The Voya Foundation (formerly the ING Foundation) is the philanthropic arm of Voya Financial (formerly ING Financial). Despite the name changes, the foundation remains committed to supporting K-12 education. And, in fact, the name of its signature program for doing so remains the same. It's called the Unsung Heroes Awards Program.
Through this program, the Voya Foundation gives out 100 K-12 education grants each year. The money goes directly to educators working in schools (public or private) for innovative, creative, impactful projects that make use of "new teaching methods and techniques that improve learning." These $2000 cash grants are given to 97 finalists. Third, second, and first place winners receive $7,000, $12,000 and $27,000 respectively.
The foundation is committed to giving money in all 50 states and the District of Columbia through its Unsung Heroes Awards Program, provided an application is generated in that state. And here's where scoping out your competition could come in handy. The Voya Foundation posts all of its current finalists and biggest winners on its website. You can sort these winning educators, schools, and projects by state, and make some educated guesses about your own chances.
A red flag alert if you're in Alaska or Montana: There were no 2014 winners in either of these states. Zero. None. Nada. Given the Voya Foundation's stated committment to give everywhere, this means that in 2014, no one applied in either of these states. Alaska and Montana educators, get on it now for next year's application. Chances are that your competiton will be slim to none.
Now for some simple math. One hundred grants to give out equals an average of essentially two per state (again, plus the District of Columbia) if the foundation were to disperse them evenly. That's not the directive, and we know it's not even mathematically true, since two states didn't participate (Alaska! Montana!) but it's a good baseline to consider if you're looking to assess where the most and least competition may potentially exist.
Twenty-one states had only one winner, meaning their yields were "below theoretical average." To be clear, this in no way means the finalists in these states (there were no top-three winners here) aren't home to incredibly worthy projects. But it could be an indicator that there's less competition and/or applications in these parts of the country. These one-and-done states for 2014 were: Arkansas, Delaware, the District of Columbia, Hawaii, Idaho, Indiana, Iowa, Kansas, Kentucky, Louisiana, Maine, Mississippi, Missouri, Nebraska, Nevada, New Hampshire, North Dakota, Oregon, Rhode Island, West Virginia, and Wyoming.

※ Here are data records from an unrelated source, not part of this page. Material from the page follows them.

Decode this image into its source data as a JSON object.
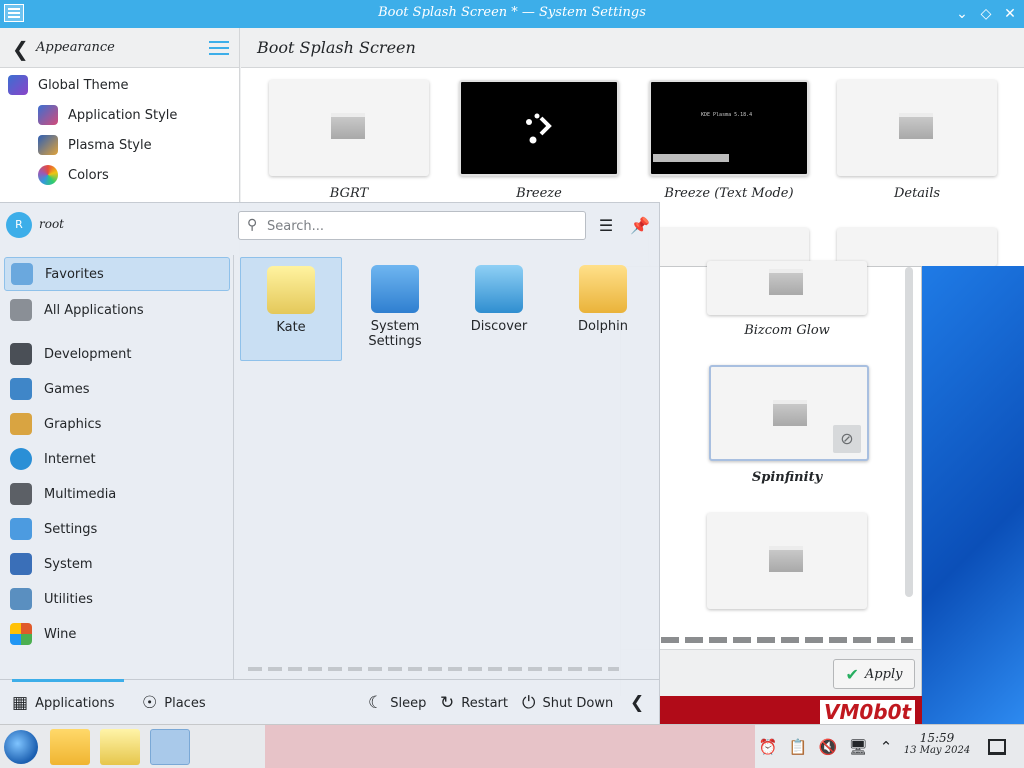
{
  "window": {
    "title": "Boot Splash Screen * — System Settings"
  },
  "sidebar": {
    "back_label": "Appearance",
    "items": [
      {
        "label": "Global Theme"
      },
      {
        "label": "Application Style"
      },
      {
        "label": "Plasma Style"
      },
      {
        "label": "Colors"
      }
    ]
  },
  "content": {
    "title": "Boot Splash Screen",
    "themes": [
      {
        "label": "BGRT"
      },
      {
        "label": "Breeze"
      },
      {
        "label": "Breeze (Text Mode)",
        "preview_text": "KDE Plasma 5.18.4"
      },
      {
        "label": "Details"
      }
    ]
  },
  "panel": {
    "themes": [
      {
        "label": "Bizcom Glow"
      },
      {
        "label": "Spinfinity"
      }
    ],
    "apply_label": "Apply"
  },
  "launcher": {
    "avatar_letter": "R",
    "user": "root",
    "search_placeholder": "Search...",
    "categories": [
      {
        "label": "Favorites",
        "color": "#6aa8de"
      },
      {
        "label": "All Applications",
        "color": "#8a8f96"
      },
      {
        "label": "Development",
        "color": "#4a4f56"
      },
      {
        "label": "Games",
        "color": "#3f86c8"
      },
      {
        "label": "Graphics",
        "color": "#d9a441"
      },
      {
        "label": "Internet",
        "color": "#2a8fd6"
      },
      {
        "label": "Multimedia",
        "color": "#5c6066"
      },
      {
        "label": "Settings",
        "color": "#4c9be0"
      },
      {
        "label": "System",
        "color": "#3a6fb8"
      },
      {
        "label": "Utilities",
        "color": "#5a8fc0"
      },
      {
        "label": "Wine",
        "color": "#e05a2a"
      }
    ],
    "apps": [
      {
        "label": "Kate",
        "color": "#e8d36a"
      },
      {
        "label": "System Settings",
        "color": "#4b9de6"
      },
      {
        "label": "Discover",
        "color": "#3aa0d8"
      },
      {
        "label": "Dolphin",
        "color": "#f2c24b"
      }
    ],
    "footer": {
      "applications": "Applications",
      "places": "Places",
      "sleep": "Sleep",
      "restart": "Restart",
      "shutdown": "Shut Down"
    }
  },
  "taskbar": {
    "time": "15:59",
    "date": "13 May 2024"
  },
  "desktop": {
    "watermark": "VM0b0t"
  },
  "colors": {
    "accent": "#3daee9",
    "selection": "#c9dff3"
  }
}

On the other end of the spectrum, two states garnered five grants apiece: New York and Pennsylvania (again, only finalists, no top-three finishers). Four other states nabbed four grants each: California, Illinois, South Carolina, and Texas. Illinois' grants included the first-place winner. Texas' grants included the third-place winner. Consider all of these states competitive, but also take heart: Clearly, the Voya Foundation is comfortable spreading a lot of grants around these locations.
Again, this isn't a rock-solid mathematical model by any means. But it does give you a guidepost for how you might position yourself if you apply for an Unsung Hero grant this coming April and beyond.